In the formula: p represents the volatilization coefficient of the pheromone; Δτ _ij (t) represents the pheromone increment brought by the ants in the current cycle to the link (i, j);

The dynamic change process of the path can be reflected by the record of the number of visits n _j to the node. Once a node is disconnected from the network, n _j at this time becomes 0, and of course its selection probability becomes 0, and once n _j reaches After the control value Q _j may continue to increase, but since the pheromone τ _ij (t) is decreasing all the time, the node is no longer visited after it increases to a certain value; at this time, the visit times value of the unselected node is reassigned as 0, at the same time S _ij is set to the initial value 1, τ _ij is restored to the initial value, and the cycle has been repeated;

According to the improved ant colony algorithm, the path to the target resource is obtained, and a suitable one is randomly selected in the case of multiple paths, and the flow table is issued to the switches on the path.

2. SDN-based cloud platform resource scheduling and management system according to claim 1 is characterized in that: the concrete process of described step (1) is:

(1.1) First set the monitoring of LinkEvent link event, ConnectionUp connection establishment, ConnectionDown connection disconnection and HostEvent user event;

(1.2) Start the discovery, conn and host_tracker modules corresponding to the above events, and both ConnectionUp and ConnectionDown correspond to the conn module;

(1.3) Determine whether the above event is triggered.
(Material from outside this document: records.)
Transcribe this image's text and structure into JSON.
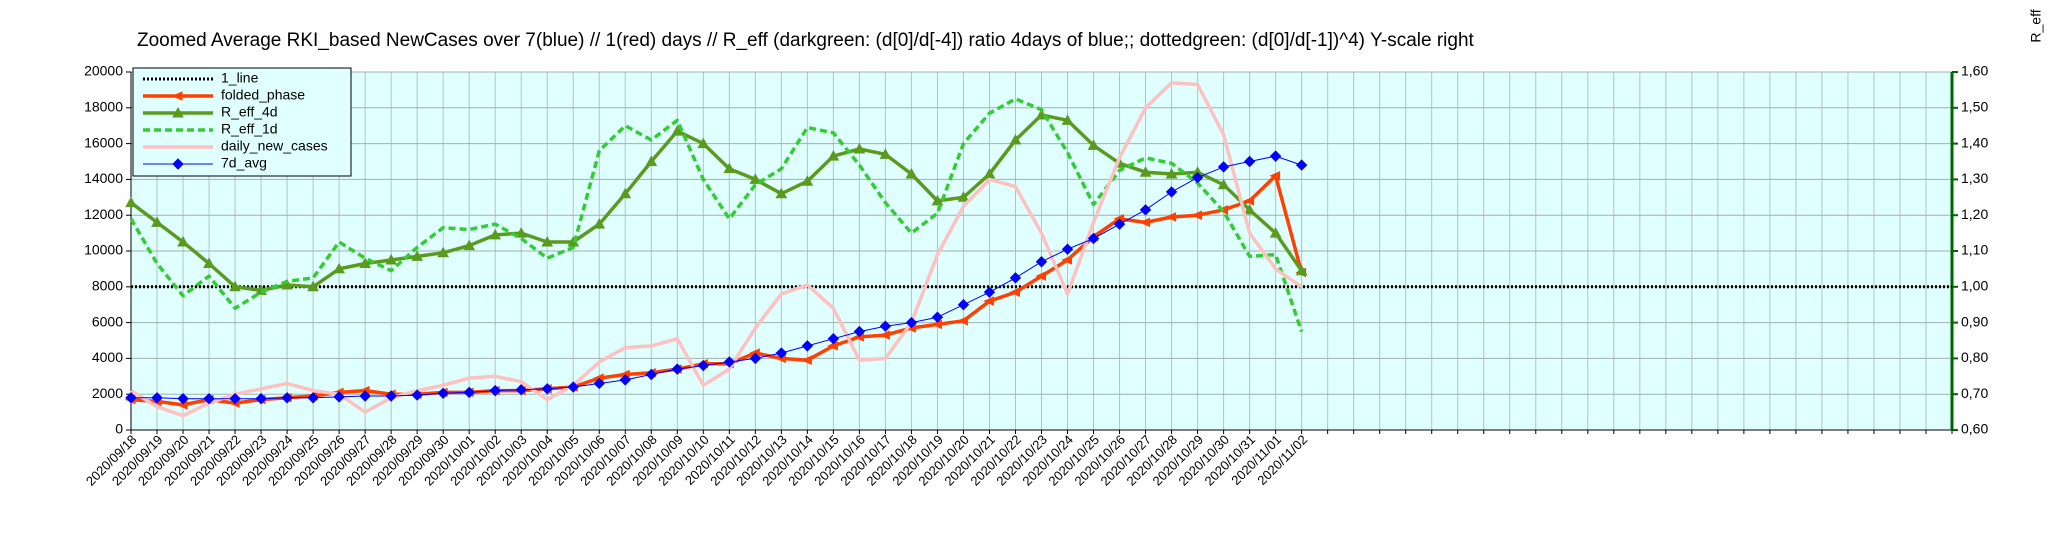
{
  "chart_data": {
    "type": "line",
    "title": "Zoomed Average RKI_based NewCases over 7(blue) // 1(red) days //  R_eff (darkgreen: (d[0]/d[-4]) ratio 4days of blue;; dottedgreen: (d[0]/d[-1])^4) Y-scale right",
    "y2label": "R_eff",
    "categories": [
      "2020/09/18",
      "2020/09/19",
      "2020/09/20",
      "2020/09/21",
      "2020/09/22",
      "2020/09/23",
      "2020/09/24",
      "2020/09/25",
      "2020/09/26",
      "2020/09/27",
      "2020/09/28",
      "2020/09/29",
      "2020/09/30",
      "2020/10/01",
      "2020/10/02",
      "2020/10/03",
      "2020/10/04",
      "2020/10/05",
      "2020/10/06",
      "2020/10/07",
      "2020/10/08",
      "2020/10/09",
      "2020/10/10",
      "2020/10/11",
      "2020/10/12",
      "2020/10/13",
      "2020/10/14",
      "2020/10/15",
      "2020/10/16",
      "2020/10/17",
      "2020/10/18",
      "2020/10/19",
      "2020/10/20",
      "2020/10/21",
      "2020/10/22",
      "2020/10/23",
      "2020/10/24",
      "2020/10/25",
      "2020/10/26",
      "2020/10/27",
      "2020/10/28",
      "2020/10/29",
      "2020/10/30",
      "2020/10/31",
      "2020/11/01",
      "2020/11/02",
      null,
      null,
      null,
      null,
      null,
      null,
      null,
      null,
      null,
      null,
      null,
      null,
      null,
      null,
      null,
      null,
      null,
      null,
      null,
      null,
      null,
      null,
      null,
      null,
      null
    ],
    "series": [
      {
        "name": "1_line",
        "color": "#000000",
        "style": "dotted",
        "axis": "y2",
        "values": [
          1,
          1,
          1,
          1,
          1,
          1,
          1,
          1,
          1,
          1,
          1,
          1,
          1,
          1,
          1,
          1,
          1,
          1,
          1,
          1,
          1,
          1,
          1,
          1,
          1,
          1,
          1,
          1,
          1,
          1,
          1,
          1,
          1,
          1,
          1,
          1,
          1,
          1,
          1,
          1,
          1,
          1,
          1,
          1,
          1,
          1,
          1,
          1,
          1,
          1,
          1,
          1,
          1,
          1,
          1,
          1,
          1,
          1,
          1,
          1,
          1,
          1,
          1,
          1,
          1,
          1,
          1,
          1,
          1,
          1,
          1
        ]
      },
      {
        "name": "folded_phase",
        "color": "#ff4000",
        "style": "solid",
        "marker": "triangle-left",
        "values": [
          1700,
          1600,
          1400,
          1700,
          1500,
          1700,
          1800,
          1900,
          2100,
          2200,
          2000,
          2000,
          2100,
          2100,
          2200,
          2200,
          2300,
          2400,
          2900,
          3100,
          3200,
          3400,
          3700,
          3700,
          4300,
          4000,
          3900,
          4700,
          5200,
          5300,
          5700,
          5900,
          6100,
          7200,
          7700,
          8600,
          9500,
          10800,
          11800,
          11600,
          11900,
          12000,
          12300,
          12800,
          14200,
          8800,
          null,
          null,
          null,
          null,
          null,
          null,
          null,
          null,
          null,
          null,
          null,
          null,
          null,
          null,
          null,
          null,
          null,
          null,
          null,
          null,
          null,
          null,
          null,
          null,
          null
        ]
      },
      {
        "name": "R_eff_4d",
        "color": "#5a9a1e",
        "style": "solid",
        "marker": "triangle",
        "axis": "y2",
        "values": [
          1.235,
          1.18,
          1.125,
          1.065,
          1.0,
          0.99,
          1.005,
          1.0,
          1.05,
          1.065,
          1.075,
          1.085,
          1.095,
          1.115,
          1.145,
          1.15,
          1.125,
          1.125,
          1.175,
          1.26,
          1.35,
          1.435,
          1.4,
          1.33,
          1.3,
          1.26,
          1.295,
          1.365,
          1.385,
          1.37,
          1.315,
          1.24,
          1.25,
          1.315,
          1.41,
          1.48,
          1.465,
          1.395,
          1.345,
          1.32,
          1.315,
          1.32,
          1.285,
          1.215,
          1.15,
          1.045,
          null,
          null,
          null,
          null,
          null,
          null,
          null,
          null,
          null,
          null,
          null,
          null,
          null,
          null,
          null,
          null,
          null,
          null,
          null,
          null,
          null,
          null,
          null,
          null,
          null
        ]
      },
      {
        "name": "R_eff_1d",
        "color": "#33cc33",
        "style": "dashed",
        "axis": "y2",
        "values": [
          1.19,
          1.065,
          0.975,
          1.03,
          0.94,
          0.985,
          1.015,
          1.025,
          1.125,
          1.08,
          1.045,
          1.11,
          1.165,
          1.16,
          1.175,
          1.135,
          1.08,
          1.11,
          1.38,
          1.45,
          1.41,
          1.465,
          1.3,
          1.19,
          1.285,
          1.33,
          1.445,
          1.43,
          1.34,
          1.235,
          1.15,
          1.205,
          1.4,
          1.485,
          1.525,
          1.495,
          1.375,
          1.23,
          1.325,
          1.36,
          1.345,
          1.29,
          1.21,
          1.085,
          1.09,
          0.875,
          null,
          null,
          null,
          null,
          null,
          null,
          null,
          null,
          null,
          null,
          null,
          null,
          null,
          null,
          null,
          null,
          null,
          null,
          null,
          null,
          null,
          null,
          null,
          null,
          null
        ]
      },
      {
        "name": "daily_new_cases",
        "color": "#ffc0c0",
        "style": "solid",
        "values": [
          2200,
          1300,
          800,
          1500,
          2000,
          2300,
          2600,
          2200,
          2000,
          1000,
          1800,
          2200,
          2500,
          2900,
          3000,
          2700,
          1700,
          2500,
          3800,
          4600,
          4700,
          5100,
          2500,
          3400,
          5700,
          7600,
          8100,
          6800,
          3900,
          4000,
          6000,
          9800,
          12500,
          14000,
          13600,
          11000,
          7600,
          11600,
          15200,
          18000,
          19400,
          19300,
          16500,
          11000,
          9000,
          8000,
          null,
          null,
          null,
          null,
          null,
          null,
          null,
          null,
          null,
          null,
          null,
          null,
          null,
          null,
          null,
          null,
          null,
          null,
          null,
          null,
          null,
          null,
          null,
          null,
          null
        ]
      },
      {
        "name": "7d_avg",
        "color": "#0000ff",
        "style": "thin",
        "marker": "diamond",
        "values": [
          1800,
          1800,
          1750,
          1750,
          1750,
          1750,
          1800,
          1800,
          1850,
          1900,
          1900,
          1950,
          2050,
          2100,
          2200,
          2250,
          2300,
          2400,
          2600,
          2800,
          3100,
          3400,
          3600,
          3800,
          4000,
          4300,
          4700,
          5100,
          5500,
          5800,
          6000,
          6300,
          7000,
          7700,
          8500,
          9400,
          10100,
          10700,
          11500,
          12300,
          13300,
          14100,
          14700,
          15000,
          15300,
          14800,
          null,
          null,
          null,
          null,
          null,
          null,
          null,
          null,
          null,
          null,
          null,
          null,
          null,
          null,
          null,
          null,
          null,
          null,
          null,
          null,
          null,
          null,
          null,
          null,
          null
        ]
      }
    ],
    "ylim": [
      0,
      20000
    ],
    "yticks": [
      0,
      2000,
      4000,
      6000,
      8000,
      10000,
      12000,
      14000,
      16000,
      18000,
      20000
    ],
    "y2lim": [
      0.6,
      1.6
    ],
    "y2ticks": [
      {
        "value": 0.6,
        "label": "0,60"
      },
      {
        "value": 0.7,
        "label": "0,70"
      },
      {
        "value": 0.8,
        "label": "0,80"
      },
      {
        "value": 0.9,
        "label": "0,90"
      },
      {
        "value": 1.0,
        "label": "1,00"
      },
      {
        "value": 1.1,
        "label": "1,10"
      },
      {
        "value": 1.2,
        "label": "1,20"
      },
      {
        "value": 1.3,
        "label": "1,30"
      },
      {
        "value": 1.4,
        "label": "1,40"
      },
      {
        "value": 1.5,
        "label": "1,50"
      },
      {
        "value": 1.6,
        "label": "1,60"
      }
    ],
    "grid": true,
    "legend": "upper left",
    "background": "#e0ffff",
    "y2color": "#006600"
  }
}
When the SDN controller monitors the occurrence of the above event, it calls the do() function corresponding to the above event for processing, and records the current network topology information through the function processing.

3. SDN-based cloud platform resource scheduling and management system according to claim 1 is characterized in that: the concrete process of described step (2) is:

(2.1) The link parameters are obtained by querying the port status of the switch, so the monitoring of the PortStatsReceived event is set, and the corresponding conn module is started;

(2.2) When a new flow arrives, the port status query is performed by calling the switch port query function at a certain time interval, and a query request is sent to each port of all switches connected to the controller to obtain the remaining bandwidth of the port and packet loss. Rate;

(2.3) Use the processing function in the module to process the queried state variables, record the corresponding state parameters, and calculate the bandwidth usage and packet loss rate of each link within the time interval.